Intermediate Composer

Connect a MIDI controller or keyboard to drive a synthesizer via MidiInput and FmSynth.

What you'll build

A polyphonic synthesizer playable from a MIDI keyboard or controller — MidiInput translating hardware note data into Vivid's internal note stream, driving FmSynth.

Operators used

Operator Domain Role
MidiInput Control Translates hardware MIDI into a notes_out lane stream
FmSynth Audio Two-operator FM synthesis with per-voice ADSR
Gain Audio Master volume
audio_out Audio output

Step 1: Connect your MIDI device

Make sure your MIDI device is connected and recognized by macOS before adding MidiInput.

Add MidiInput. In the inspector: - channel — set to 0 for omni (receive all channels), or a specific channel (1–16) - modepoly for polyphonic play (multiple simultaneous notes)

MidiInput does not produce audio — it produces a notes_out lane stream, which is Vivid's internal note format used by all synthesizers.

Step 2: Add FmSynth

Add FmSynth. Connect midi1/notes_outfm1/notes_in.

Connect fm1/outputaudio_out/input.

Play a note on your keyboard. You should hear the FM synth respond.

Step 3: Add Gain for volume control

Add Gain between FmSynth and the output. Connect fm1/outputgain1/input, gain1/outputaudio_out/input. Set gain to 0.7.

Step 4: Tune the FM synthesis

FmSynth uses classic two-operator FM: a carrier oscillator modulated by a modulator oscillator.

Core params: - mod_ratio — frequency ratio of modulator to carrier. Integer ratios (1, 2, 3) produce harmonic timbres; non-integer ratios produce inharmonic, bell-like tones - mod_index — depth of frequency modulation. Low values (0–1) = subtle FM coloring; high values (5–20) = bright, complex harmonics - carrier_freq — base carrier frequency (overridden by MIDI note pitch)

ADSR envelope: - attack — time to reach full amplitude after note-on - decay — time to fall from peak to sustain level - sustain — amplitude while note is held - release — time to fade after note-off

Step 5: Add reverb

Insert Reverb between Gain and the output for a natural space. Set mix to 0.25 for subtle room ambience.

What's happening

MIDI device → MidiInput → notes_out (lane stream)
                                   ↓
                              FmSynth/notes_in
                                   ↓
                           voices_out (polyphonic audio)
                                   ↓
                               Gain → audio_out

notes_out is a lane-bearing stream: each active note is a lane, carrying pitch, velocity, gate, and pressure data. FmSynth spawns a voice per lane, mixing them down into a single stereo audio buffer via voices_out.

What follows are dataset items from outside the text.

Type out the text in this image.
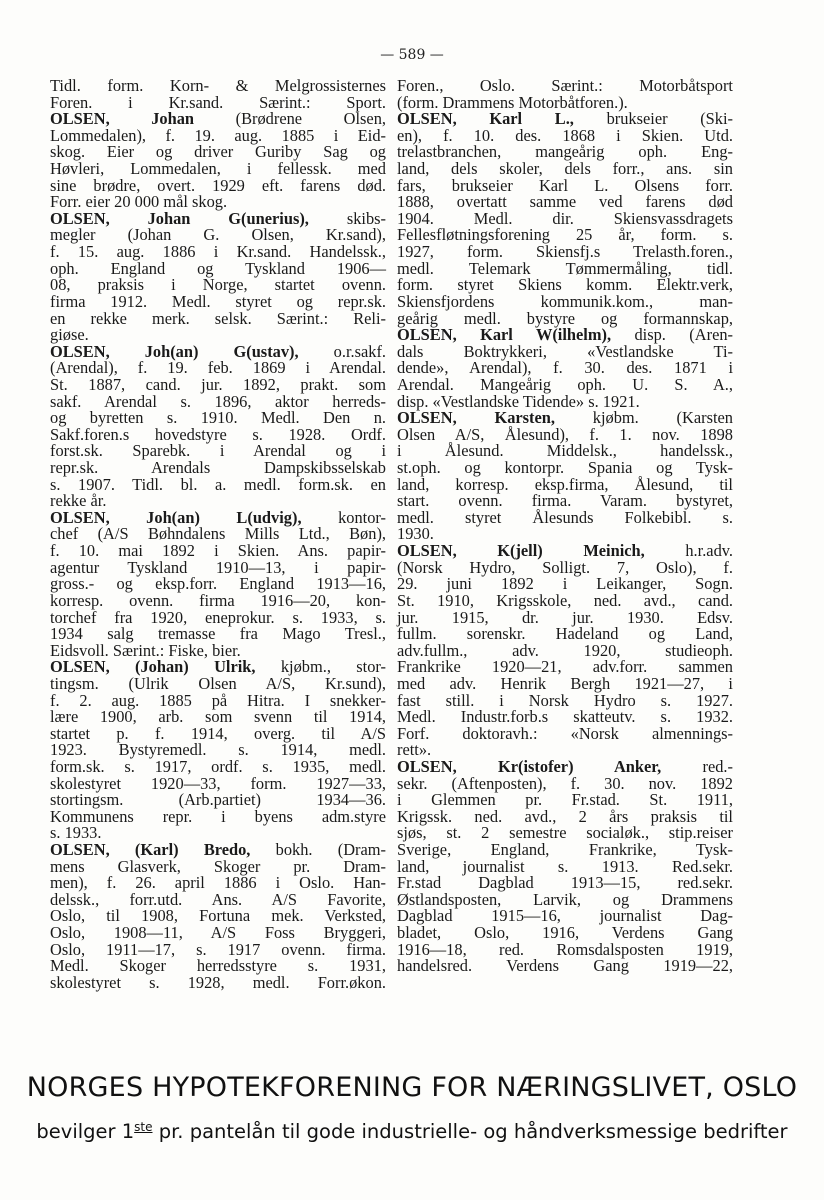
— 589 —
Tidl. form. Korn- & Melgrossisternes
Foren. i Kr.sand. Særint.: Sport.
OLSEN, Johan (Brødrene Olsen,
Lommedalen), f. 19. aug. 1885 i Eid-
skog. Eier og driver Guriby Sag og
Høvleri, Lommedalen, i fellessk. med
sine brødre, overt. 1929 eft. farens død.
Forr. eier 20 000 mål skog.
OLSEN, Johan G(unerius), skibs-
megler (Johan G. Olsen, Kr.sand),
f. 15. aug. 1886 i Kr.sand. Handelssk.,
oph. England og Tyskland 1906—
08, praksis i Norge, startet ovenn.
firma 1912. Medl. styret og repr.sk.
en rekke merk. selsk. Særint.: Reli-
giøse.
OLSEN, Joh(an) G(ustav), o.r.sakf.
(Arendal), f. 19. feb. 1869 i Arendal.
St. 1887, cand. jur. 1892, prakt. som
sakf. Arendal s. 1896, aktor herreds-
og byretten s. 1910. Medl. Den n.
Sakf.foren.s hovedstyre s. 1928. Ordf.
forst.sk. Sparebk. i Arendal og i
repr.sk. Arendals Dampskibsselskab
s. 1907. Tidl. bl. a. medl. form.sk. en
rekke år.
OLSEN, Joh(an) L(udvig), kontor-
chef (A/S Bøhndalens Mills Ltd., Bøn),
f. 10. mai 1892 i Skien. Ans. papir-
agentur Tyskland 1910—13, i papir-
gross.- og eksp.forr. England 1913—16,
korresp. ovenn. firma 1916—20, kon-
torchef fra 1920, eneprokur. s. 1933, s.
1934 salg tremasse fra Mago Tresl.,
Eidsvoll. Særint.: Fiske, bier.
OLSEN, (Johan) Ulrik, kjøbm., stor-
tingsm. (Ulrik Olsen A/S, Kr.sund),
f. 2. aug. 1885 på Hitra. I snekker-
lære 1900, arb. som svenn til 1914,
startet p. f. 1914, overg. til A/S
1923. Bystyremedl. s. 1914, medl.
form.sk. s. 1917, ordf. s. 1935, medl.
skolestyret 1920—33, form. 1927—33,
stortingsm. (Arb.partiet) 1934—36.
Kommunens repr. i byens adm.styre
s. 1933.
OLSEN, (Karl) Bredo, bokh. (Dram-
mens Glasverk, Skoger pr. Dram-
men), f. 26. april 1886 i Oslo. Han-
delssk., forr.utd. Ans. A/S Favorite,
Oslo, til 1908, Fortuna mek. Verksted,
Oslo, 1908—11, A/S Foss Bryggeri,
Oslo, 1911—17, s. 1917 ovenn. firma.
Medl. Skoger herredsstyre s. 1931,
skolestyret s. 1928, medl. Forr.økon.
Foren., Oslo. Særint.: Motorbåtsport
(form. Drammens Motorbåtforen.).
OLSEN, Karl L., brukseier (Ski-
en), f. 10. des. 1868 i Skien. Utd.
trelastbranchen, mangeårig oph. Eng-
land, dels skoler, dels forr., ans. sin
fars, brukseier Karl L. Olsens forr.
1888, overtatt samme ved farens død
1904. Medl. dir. Skiensvassdragets
Fellesfløtningsforening 25 år, form. s.
1927, form. Skiensfj.s Trelasth.foren.,
medl. Telemark Tømmermåling, tidl.
form. styret Skiens komm. Elektr.verk,
Skiensfjordens kommunik.kom., man-
geårig medl. bystyre og formannskap,
OLSEN, Karl W(ilhelm), disp. (Aren-
dals Boktrykkeri, «Vestlandske Ti-
dende», Arendal), f. 30. des. 1871 i
Arendal. Mangeårig oph. U. S. A.,
disp. «Vestlandske Tidende» s. 1921.
OLSEN, Karsten, kjøbm. (Karsten
Olsen A/S, Ålesund), f. 1. nov. 1898
i Ålesund. Middelsk., handelssk.,
st.oph. og kontorpr. Spania og Tysk-
land, korresp. eksp.firma, Ålesund, til
start. ovenn. firma. Varam. bystyret,
medl. styret Ålesunds Folkebibl. s.
1930.
OLSEN, K(jell) Meinich, h.r.adv.
(Norsk Hydro, Solligt. 7, Oslo), f.
29. juni 1892 i Leikanger, Sogn.
St. 1910, Krigsskole, ned. avd., cand.
jur. 1915, dr. jur. 1930. Edsv.
fullm. sorenskr. Hadeland og Land,
adv.fullm., adv. 1920, studieoph.
Frankrike 1920—21, adv.forr. sammen
med adv. Henrik Bergh 1921—27, i
fast still. i Norsk Hydro s. 1927.
Medl. Industr.forb.s skatteutv. s. 1932.
Forf. doktoravh.: «Norsk almennings-
rett».
OLSEN, Kr(istofer) Anker, red.-
sekr. (Aftenposten), f. 30. nov. 1892
i Glemmen pr. Fr.stad. St. 1911,
Krigssk. ned. avd., 2 års praksis til
sjøs, st. 2 semestre socialøk., stip.reiser
Sverige, England, Frankrike, Tysk-
land, journalist s. 1913. Red.sekr.
Fr.stad Dagblad 1913—15, red.sekr.
Østlandsposten, Larvik, og Drammens
Dagblad 1915—16, journalist Dag-
bladet, Oslo, 1916, Verdens Gang
1916—18, red. Romsdalsposten 1919,
handelsred. Verdens Gang 1919—22,
NORGES HYPOTEKFORENING FOR NÆRINGSLIVET, OSLO
bevilger 1ste pr. pantelån til gode industrielle- og håndverksmessige bedrifter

The polyphony limit is set by FmSynth's voice count. Voices are allocated on note-on and released on note-off after the release envelope completes.

Tip: Use MidiInput outputs for modulation

MidiInput also exposes individual scalar outputs: velocity, gate, mod_wheel, pitch_bend, cc_value. These are Control-domain values and can wire to any parameter.

For example: midi1/mod_wheelfm1/mod_index_cv maps the modwheel to FM depth in real time.